Our first garment poses a challenge by combining the timeworn symbol of the crown with the contemporary metaphor of grassroots. The image of crown immediately conjures forth kings and queens and their heavy headgear of gold. Made from the ‘king’ among metals the yellowish sheen of the royal circlet is associated with light. Worn like halos, crowns suggested the wisdom that once-upon-a-time rulers were thought to possess. Gold does not rust, its resistance to corruption and its durability elevated it to the highest rank of adornment, bestowing its qualities on the wearer. Crowns stand for hereditary monarchy, hierarchical top-down rule and conservative governments headed by autocrats. Grassroots point decidedly in another direction.
Grass is as common a plant as it gets. It is the peasant of the plant world. Wherever grasses grow they form tightly knit communities; they stand together and grow together, and together knit the ubiquitous green felt covering the planet. They are nature’s own band-aid covering any patch of bare earth capable of supporting growth. They are uniquely resilient and propagate themselves against all odds. Cut back, they come back with renewed vigour.
Unlike other plants their growing point remains close to the ground, the earth, the roots. That’s why we mow lawns but not gardens. Cultivated, these modest masters of seed manufacture produce flour instead of flowers. Their preferred fashion is the thin blade and stem attire which they endlessly repeat. As above so below. Their roots, given to the seriously unglamourous, underground penetration of soil, are just as tenacious and resilient and densely matted as their green outgrowth.

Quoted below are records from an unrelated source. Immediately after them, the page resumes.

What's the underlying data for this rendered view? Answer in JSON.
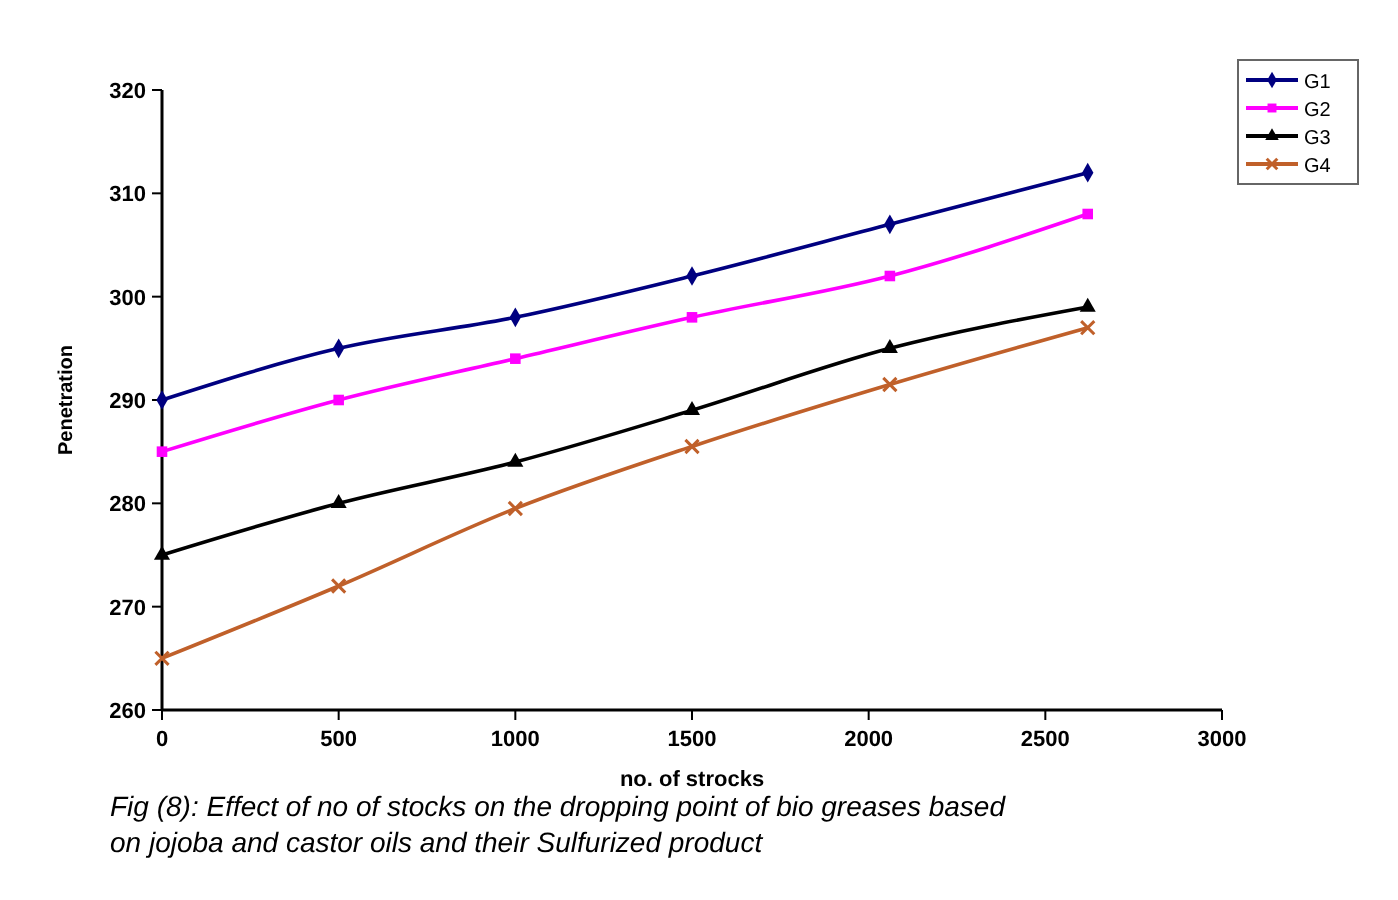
{
  "chart_data": {
    "type": "line",
    "xlabel": "no. of strocks",
    "ylabel": "Penetration",
    "x": [
      0,
      500,
      1000,
      1500,
      2060,
      2620
    ],
    "xlim": [
      0,
      3000
    ],
    "xticks": [
      0,
      500,
      1000,
      1500,
      2000,
      2500,
      3000
    ],
    "ylim": [
      260,
      320
    ],
    "yticks": [
      260,
      270,
      280,
      290,
      300,
      310,
      320
    ],
    "grid": false,
    "legend": "top right",
    "series": [
      {
        "name": "G1",
        "color": "#000080",
        "marker": "diamond",
        "values": [
          290,
          295,
          298,
          302,
          307,
          312
        ]
      },
      {
        "name": "G2",
        "color": "#ff00ff",
        "marker": "square",
        "values": [
          285,
          290,
          294,
          298,
          302,
          308
        ]
      },
      {
        "name": "G3",
        "color": "#000000",
        "marker": "triangle",
        "values": [
          275,
          280,
          284,
          289,
          295,
          299
        ]
      },
      {
        "name": "G4",
        "color": "#c0602a",
        "marker": "cross",
        "values": [
          265,
          272,
          279.5,
          285.5,
          291.5,
          297
        ]
      }
    ],
    "annotations": [
      "Fig (8): Effect of no of stocks on the dropping point of bio greases based on jojoba and castor oils and their Sulfurized product"
    ]
  }
}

Movements that call themselves grassroots have chosen an apt metaphor. They are non-hierarchical, bottom up, people based and egalitarian. They stand for the plain speaking, no-nonsense, down to earth and back to basic approaches to politics often associated with direct democracy. Typically, they are just as vigorous, resilient and ready to take root as their namesake. They too propagate themselves against all odds and come back quickly when they are cut back or trod upon by authorities. And just like grasses and their roots, they form tightly woven, mutually supportive communities.
Crowns and grassroots seem to cancel each other out. Monarchy usually ends when democracy begins. Kings and queens disappear as soon as commoners take over. Surprisingly, our meme does not suggest that we do away with monarchs. Instead, it suggests we do away with commoners and boldly proposes a society of sovereigns.
This thought takes a moment to get used to. Perhaps this is the time to ask you a question: are you willing, by way of experiment, to think outside the box and not inside another? Are you prepared to entertain not only new thoughts but a new thinking, one that gives agency to image and metaphor? Are you, in other words, ready to allow imaginations to take root in your thoughts and grow them further? What matters is that the question is asked, for it will help you to remember that you are in a change room trying on new attires.
Take the parliamentary democracies of today; they typically come about when monarchs or their equivalents are removed. Everyone becomes a commoner. But it is not long before some commoners rise to the rank of temporary kings or queens. It matters little what they are called. What matters is the model that they are styled on. Though hereditary monarchy is gone, a temporary monarchy is instituted in its state. While the newly elected rulers may only last for a few years, the new constituted subjects last for a lifetime. Expert rulers inevitably produce experts in being ruled. The result is the political apathy of millions ready to accept the tokenistic ticking of a box as a sign of genuine choice. The result is a democracy that remains unrealised and a society lacking its benefits.
Here our crown can help. By doing away with commoners and proclaiming everyone a sovereign it radically changes the way we think and feel about politics. Altering our attitude it reinstates the real rulers, which is each one of us.

Imagine a society of sovereigns. (Don’t think of typical despots but of the archetypal notion of kings or queens as embodiments of collective care). A society of such sovereigns will differ greatly from one composed of commoners. The latter are traditionally focused on their own cares. Voting in their self-interest they inevitably vote against that of others. And particularly against those who have no vote: all the entities that comprise the planet earth.
Wearing the Crown of Grassroots alters this. As sovereign among sovereigns, we vote with the whole of society in mind, balancing our own needs with the needs of everyone else. Voting with others for others we create what self-centered elections cannot: real community.
Such community cannot come about through competing self-interests. It can only come about by means of mutual care. Today this care must extend to all life forms and the planet as a whole: the Crown of Grassroots is, after all, the Earth’s own attire, worn everywhere where there is life. Wearing it ourselves we accept her invitation to grow up together.